The casual reader’s mileage may vary on how much academic speculation about the mating habits of primates or our Pleistocene-era ancestors can tell us about the form and structure of what family life should look like today. But Carroll’s dissection of how modern liberals and leftists try to justify their preference for maximum autonomy by appealing to prehistoric biology and postmodern critical theory is worth taking seriously.

And the anthropological excursions are in service of a broader point: namely, that marriage is instituted for the well-being of children, not the two (or more) consenting adults that would enter into it. As former Heritage Foundation scholar (and my current boss) Ryan T. Anderson pointed out in 2013:


“State recognition of marriage protects children by encouraging men and women to commit to each other and take responsibility for their children. While respecting everyone’s liberty, government rightly recognizes, protects, and promotes marriage as the ideal institution for childbearing and childrearing … [yet] in recent decades, marriage has been weakened by a revisionist view that is more about adults’ desires than children’s needs.”


The cultural and legal skirmish that ended in Obergefell v. Hodges was just one form of attempting to redefine marriage around adult companionship, rather than being the institution properly ordered toward the bearing and rearing of children.
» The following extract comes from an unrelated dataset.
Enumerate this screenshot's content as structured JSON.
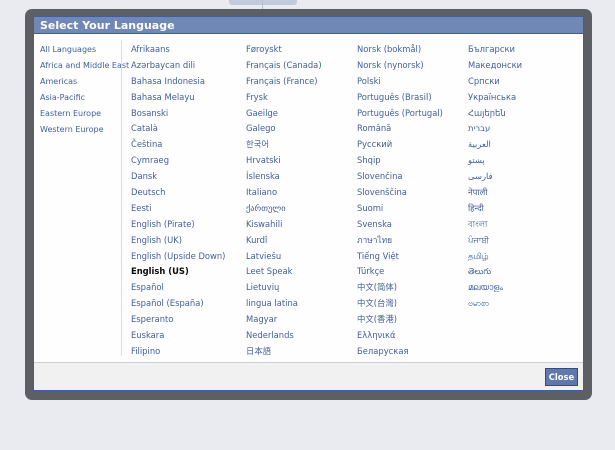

Marriage is no longer about how best to order society to support the children male-female romantic partnerships inevitably produce, and is instead about increasingly surpassing the bounds of tradition and biology in the name of autonomy….


Some left-wing activists don’t just want to abolish the gender binary when it comes to self-expression. They’d like to see the entire idea of the binary relationship at the heart of parenthood blown up and replaced with one of “chosen family.”


We see this in the push to replace or erase a child’s biological parents on birth certificates, robbing them of not just information about their biological ancestry, but potential information about their genetic predisposition to certain diseases….


The cultural trends that Carroll traces didn’t happen overnight. Restoring marriage may well take decades, if not longer, but can be accelerated through sound economic policies.

After all, the familiar wreckage he highlights from marriage decline – more children raised in unstable homes, depressed rates of economic mobility, higher levels of loneliness and social isolation, rising opioid deaths, falling birth rates – are too important to shrug our shoulders at.


Seeing marriage as something more than simply one life choice among others – that is, more than just serial cohabitation that starts with a blowout party on a Caribbean island somewhere – would go a long way to restoring a popular understanding of family as the cornerstone of a healthy society.


“Sex and the Citizen” is a welcome contribution to these discussions, and Carroll’s point – that marriage has an inevitable social dimension, not just an individual one – is one that more conservatives should understand and apply to debates about how to best to save America in the years ahead.

God ordained marriage for the benefit of children. In the words of the proclamation, God will hold us accountable if we “violate covenants of chastity,” “abuse spouse or offspring,” or “fail to fulfill family responsibilities.” The proclamation also warns that “the disintegration of the family will bring upon individuals, communities, and nations the calamities foretold by ancient and modern prophets.”